There was only one thing to do. Ella Hostetler turned around and walked away.
No matter how hard she tried, Ella Hostetler found it almost impossible to look away from the white canvas tent that covered the majority of her front yard.
She swallowed. Oh, it wasn’t even her yard anymore. It, along with the house, barn, and most of the possessions inside, belonged to other people.
Now she had practically nothing.
“Ella, please don’t stand and stare any longer. Watching you makes my heart break,” Corrine said, her voice turning more troubled by the second. “Ach, but I knew I should have made you come over to my house today.”
Corrine was a good friend. Her best friend in the world, next to Dorothy. But even good friends couldn’t make difficult things go away. “I had to be here,” Ella said. “Someone had to stay in case anyone bidding had a question.” She tried to smile. “And it’s not like there was anyone else to take my place.”
Pure dismay entered Corrine’s eyes. “Oh, but you’ve had such a time of it. First your father passed away, then you had to nurse your mother before she passed on, too— all while taking care of the house.
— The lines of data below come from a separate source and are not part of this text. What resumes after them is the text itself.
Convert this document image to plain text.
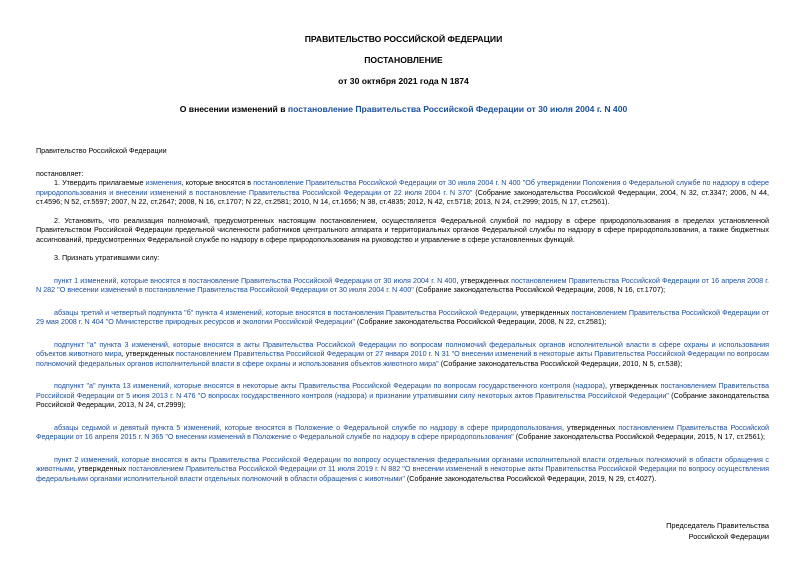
ПРАВИТЕЛЬСТВО РОССИЙСКОЙ ФЕДЕРАЦИИ
ПОСТАНОВЛЕНИЕ
от 30 октября 2021 года N 1874
О внесении изменений в постановление Правительства Российской Федерации от 30 июля 2004 г. N 400

Правительство Российской Федерации

постановляет:

1. Утвердить прилагаемые изменения, которые вносятся в постановление Правительства Российской Федерации от 30 июля 2004 г. N 400 "Об утверждении Положения о Федеральной службе по надзору в сфере природопользования и внесении изменений в постановление Правительства Российской Федерации от 22 июля 2004 г. N 370" (Собрание законодательства Российской Федерации, 2004, N 32, ст.3347; 2006, N 44, ст.4596; N 52, ст.5597; 2007, N 22, ст.2647; 2008, N 16, ст.1707; N 22, ст.2581; 2010, N 14, ст.1656; N 38, ст.4835; 2012, N 42, ст.5718; 2013, N 24, ст.2999; 2015, N 17, ст.2561).

2. Установить, что реализация полномочий, предусмотренных настоящим постановлением, осуществляется Федеральной службой по надзору в сфере природопользования в пределах установленной Правительством Российской Федерации предельной численности работников центрального аппарата и территориальных органов Федеральной службы по надзору в сфере природопользования, а также бюджетных ассигнований, предусмотренных Федеральной службе по надзору в сфере природопользования на руководство и управление в сфере установленных функций.

3. Признать утратившими силу:

пункт 1 изменений, которые вносятся в постановление Правительства Российской Федерации от 30 июля 2004 г. N 400, утвержденных постановлением Правительства Российской Федерации от 16 апреля 2008 г. N 282 "О внесении изменений в постановление Правительства Российской Федерации от 30 июля 2004 г. N 400" (Собрание законодательства Российской Федерации, 2008, N 16, ст.1707);

абзацы третий и четвертый подпункта "б" пункта 4 изменений, которые вносятся в постановления Правительства Российской Федерации, утвержденных постановлением Правительства Российской Федерации от 29 мая 2008 г. N 404 "О Министерстве природных ресурсов и экологии Российской Федерации" (Собрание законодательства Российской Федерации, 2008, N 22, ст.2581);

подпункт "а" пункта 3 изменений, которые вносятся в акты Правительства Российской Федерации по вопросам полномочий федеральных органов исполнительной власти в сфере охраны и использования объектов животного мира, утвержденных постановлением Правительства Российской Федерации от 27 января 2010 г. N 31 "О внесении изменений в некоторые акты Правительства Российской Федерации по вопросам полномочий федеральных органов исполнительной власти в сфере охраны и использования объектов животного мира" (Собрание законодательства Российской Федерации, 2010, N 5, ст.538);

подпункт "а" пункта 13 изменений, которые вносятся в некоторые акты Правительства Российской Федерации по вопросам государственного контроля (надзора), утвержденных постановлением Правительства Российской Федерации от 5 июня 2013 г. N 476 "О вопросах государственного контроля (надзора) и признании утратившими силу некоторых актов Правительства Российской Федерации" (Собрание законодательства Российской Федерации, 2013, N 24, ст.2999);

абзацы седьмой и девятый пункта 5 изменений, которые вносятся в Положение о Федеральной службе по надзору в сфере природопользования, утвержденных постановлением Правительства Российской Федерации от 16 апреля 2015 г. N 365 "О внесении изменений в Положение о Федеральной службе по надзору в сфере природопользования" (Собрание законодательства Российской Федерации, 2015, N 17, ст.2561);

пункт 2 изменений, которые вносятся в акты Правительства Российской Федерации по вопросу осуществления федеральными органами исполнительной власти отдельных полномочий в области обращения с животными, утвержденных постановлением Правительства Российской Федерации от 11 июля 2019 г. N 882 "О внесении изменений в некоторые акты Правительства Российской Федерации по вопросу осуществления федеральными органами исполнительной власти отдельных полномочий в области обращения с животными" (Собрание законодательства Российской Федерации, 2019, N 29, ст.4027).

Председатель Правительства
Российской Федерации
All by yourself.”
“I am an only child, Corrine.”
“I know. But sometimes, I just feel so bad for you, having to sell everything.”
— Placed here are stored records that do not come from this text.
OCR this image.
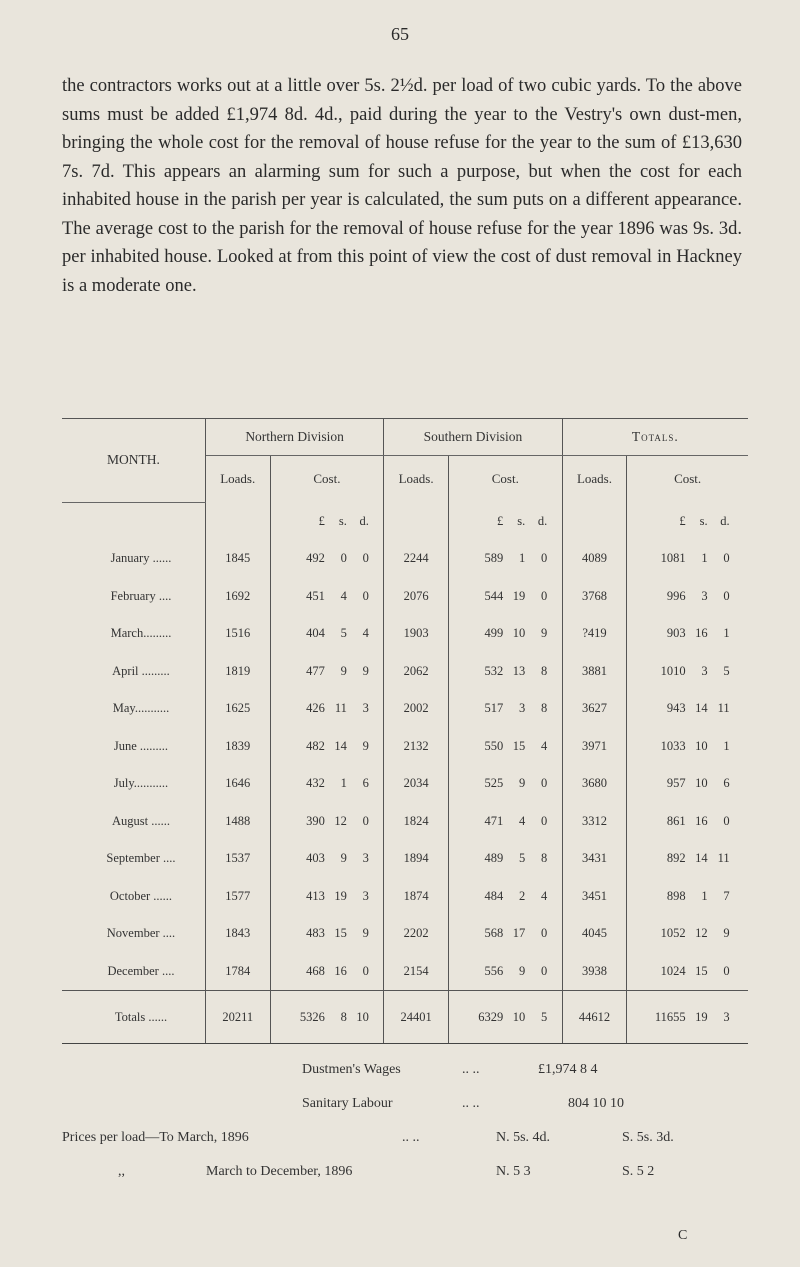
65
the contractors works out at a little over 5s. 2½d. per load of two cubic yards. To the above sums must be added £1,974 8d. 4d., paid during the year to the Vestry's own dust-men, bringing the whole cost for the removal of house refuse for the year to the sum of £13,630 7s. 7d. This appears an alarming sum for such a purpose, but when the cost for each inhabited house in the parish per year is calculated, the sum puts on a different appearance. The average cost to the parish for the removal of house refuse for the year 1896 was 9s. 3d. per inhabited house. Looked at from this point of view the cost of dust removal in Hackney is a moderate one.
MONTH.	Northern Division		Southern Division		Totals.	
	Loads.	Cost.	Loads.	Cost.	Loads.	Cost.
		£ s. d.		£ s. d.		£ s. d.
January ......	1845	492 0 0	2244	589 1 0	4089	1081 1 0
February ....	1692	451 4 0	2076	544 19 0	3768	996 3 0
March.........	1516	404 5 4	1903	499 10 9	?419	903 16 1
April .........	1819	477 9 9	2062	532 13 8	3881	1010 3 5
May...........	1625	426 11 3	2002	517 3 8	3627	943 14 11
June .........	1839	482 14 9	2132	550 15 4	3971	1033 10 1
July...........	1646	432 1 6	2034	525 9 0	3680	957 10 6
August ......	1488	390 12 0	1824	471 4 0	3312	861 16 0
September ....	1537	403 9 3	1894	489 5 8	3431	892 14 11
October ......	1577	413 19 3	1874	484 2 4	3451	898 1 7
November ....	1843	483 15 9	2202	568 17 0	4045	1052 12 9
December ....	1784	468 16 0	2154	556 9 0	3938	1024 15 0
Totals ......	20211	5326 8 10	24401	6329 10 5	44612	11655 19 3
Dustmen's Wages	.. ..	£1,974 8 4
Sanitary Labour	.. ..	804 10 10
Prices per load—To March, 1896	.. ..	N. 5s. 4d.	S. 5s. 3d.
,,	March to December, 1896	N. 5 3	S. 5 2
C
Privately, Ella felt bad for herself, too. But hearing the doom and gloom in her girlfriend’s voice pushed her to try to sound positive. “It will be a relief to not have so much to take care of,” Ella said, almost believing it to be true. “And the money earned today will guarantee my future.”
“Oh, Ella. You sound like you will never marry. You will.”
“Maybe. Or maybe not. Perhaps I’ll just be like Dorothy. She seems to be doing fine on her own.”
Something flickered in her best friend’s eyes. Was it distaste? Or distrust? “You are not like Dorothy. I’ve never met a crustier woman.”
“She’s not so bad.”
“She’s difficult and bitter. I wish you could have found a different person to move next to.”
“The other half of her duplex was empty. Plus, she’s excited for me to live there. We’re going to work together at the library, you know.”
“I know.” Corrine pursed her lips. “I just can’t help but feel that you’re about to lock yourself away from everyone all over again, Ella. You should be making plans to see more people. To laugh a little. Not work and live next to Dorothy Zook.”
A burst of the auctioneer’s gavel sang through the air, preventing Ella from responding.
Casting another worried look her way, Corrine looped her arm through Ella’s and pulled. “Come on. Let’s go sit down.”
Though Ella let herself be led away from the crowd, she couldn’t help but look over her shoulder. She could feel the knot in her throat expanding, making it almost too hard to continue talking. “I . . . had no idea I had so many things.”
“We all have more than we need, jah?”
Ella flinched. Corrine’s words were true . . . to a point. She’d known auctioning off her family’s farm would be difficult. But this was so much more than that.
First her land and the buildings on it had been bought. And now so many others were picking and choosing through what remained of her parents’ lives . . . putting a value on items that to her mother had been priceless.
Her feet slowed as she again couldn’t resist looking over her shoulder. Against her will, tears sprang to her eyes as she watched the auctioneer point to her mother’s pie safe.
Corrine paused, too. Bit her lip as he called out a price. “Ella, what is important are the memories. That is what everyone says.”